Sempre più aziende, ci assicura Fabrizio Falcetti di Fujitsu Technology Solutions, annunciano collaborazioni che mirano ad accelerare la distribuzione di soluzioni di desktop virtuali e a rendere queste tecnologie sempre più semplici e convenienti per i clienti. Circa un anno fa, anche Fujitsu ha siglato un accordo con Citrix per creare sinergie in grado di aiutare le aziende a ridurre i costi e le complessità legate all’implementazione di infrastrutture desktop virtuali per ambienti enterprise.

 

Distinguiamo

«Parlando di desktop virtuale già oggi sono possibili tutte le integrazioni disponibili su un classico Pc – ci assicura Dario Bellolli di IBM -. Se invece parliamo di integrazione con le applicazioni/servizi offerti all’interno dell’azienda dobbiamo distinguere tra le soluzioni indirizzate al “mercato consumer” e quelle al “mercato enterprise”: è proprio in queste seconde che i provider devono prevedere i necessari meccanismi per raggiungere un buon grado di integrazione, rendendo quindi possibile l’interoperabilità tra ambienti “in cloud ” e il proprio ambiente privato».

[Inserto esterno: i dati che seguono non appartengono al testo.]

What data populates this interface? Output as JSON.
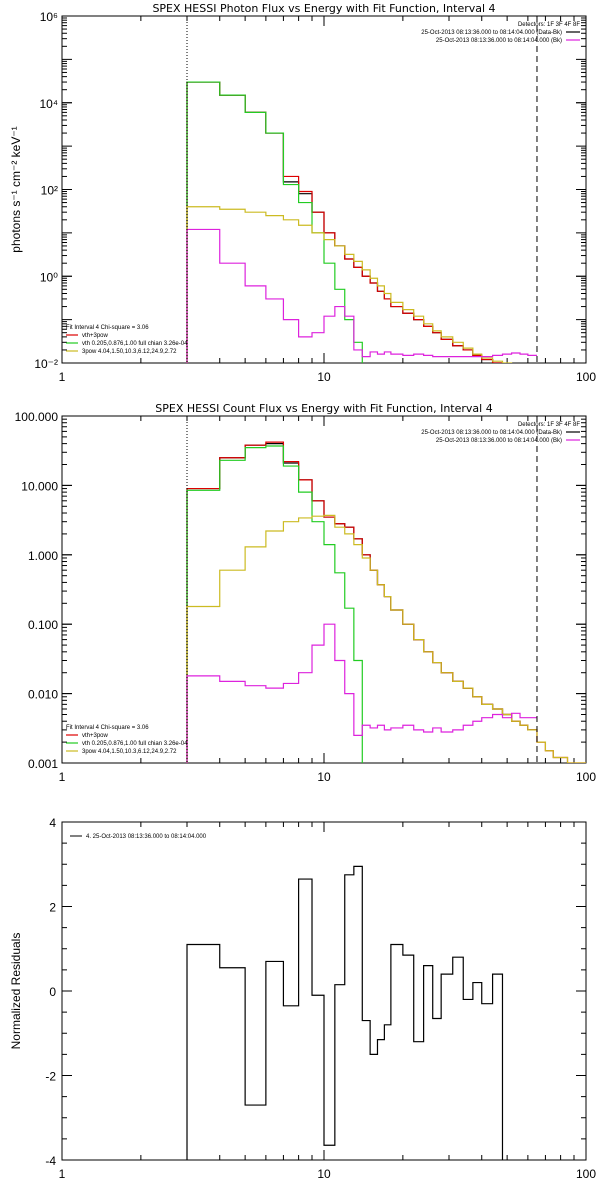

«L’attuale offerta vede grandi player nazionali e internazionali offrire spazi elaborativi all’interno delle loro It farm – sottolinea Giuseppe Nocita di Pipeline -. Sono comunque ricorsi storici che non rappresentano per ora una alternativa strettamente misurabile sul piano dell’opportunità economica. Un’offerta che consenta oggi di confrontare quale cloud rendere centrico rispetto alle applicazioni core non è semplice e il mutevole scenario non aiuta. Il cloud visto come data center privato è quello che oggi consente maggior potenzialità di risultato. Non è da escludere che componenti di cloud pubblici su servizi corporate possano essere vantaggiosi. Un tipico esempio è rappresentato da servizi antispam centralizzati come Google Postini o Symantec Antispam premium con Brightmail».

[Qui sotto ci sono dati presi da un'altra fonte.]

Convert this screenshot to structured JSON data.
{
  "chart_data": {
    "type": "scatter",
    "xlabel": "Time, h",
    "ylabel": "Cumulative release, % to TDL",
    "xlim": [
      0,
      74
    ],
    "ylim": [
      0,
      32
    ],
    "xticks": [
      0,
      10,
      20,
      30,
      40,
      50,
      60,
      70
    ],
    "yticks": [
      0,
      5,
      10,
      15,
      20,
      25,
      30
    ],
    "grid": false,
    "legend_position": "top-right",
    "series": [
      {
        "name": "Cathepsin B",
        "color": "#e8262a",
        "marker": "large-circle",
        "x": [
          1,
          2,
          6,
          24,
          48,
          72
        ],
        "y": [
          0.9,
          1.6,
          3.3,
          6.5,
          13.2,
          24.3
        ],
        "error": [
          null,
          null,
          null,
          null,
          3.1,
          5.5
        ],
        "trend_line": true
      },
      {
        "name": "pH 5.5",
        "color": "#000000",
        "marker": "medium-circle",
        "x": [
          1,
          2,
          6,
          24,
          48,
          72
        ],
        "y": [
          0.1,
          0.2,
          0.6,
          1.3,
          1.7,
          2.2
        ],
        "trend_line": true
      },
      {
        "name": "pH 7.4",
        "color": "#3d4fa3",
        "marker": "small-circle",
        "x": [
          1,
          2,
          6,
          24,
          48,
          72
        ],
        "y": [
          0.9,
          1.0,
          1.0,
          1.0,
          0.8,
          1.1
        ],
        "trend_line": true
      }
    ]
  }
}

«VMware – sottolinea Dario Regazzoni – e il suo vasto ecosistema di provider di servizi cloud sono in grado di fornire un’ampia gamma di opzioni VMware Virtualized, che spaziano dalle infrastrutture on demand e i modelli con pagamento basati sul livello di utilizzo fino agli ambienti per la produttività di classe enterprise. L’Api vCloud  consente alle aziende di creare cloud privati basati sulla tecnologia VMware. Nell’ambito delle offerte di cloud pubblico, i provider di servizi possono creare portali “Infrastructure-as-a-Service” con un’interfaccia standard e uniforme. Gli Isv possono semplicemente predisporre applicazioni esistenti o nuove da implementare in cloud privati o pubblici o da migrare in cloud ibridi. L’Api vCloud  è un’interfaccia che consente di fornire e utilizzare risorse virtuali nel cloud e permette di implementare e gestire carichi di lavoro virtualizzati nei cloud privati o pubblici, supportando l’interoperabilità tra i cloud. Questi carichi di lavoro sono strutturati come vApp, ossia soluzioni software pre-costruite ottimizzate per il cloud, costituite da più macchine virtuali raggruppate in una singola entità. L’Api vCloud  consente di caricare, scaricare, creare istanze, implementare e utilizzare le vApp. L’Api vCloud utilizza più server vCenter per rendere accessibili le risorse virtuali disponibili, offrendo in questo modo la scalabilità necessaria per i carichi di picco o il disaster recovery negli ambienti cloud».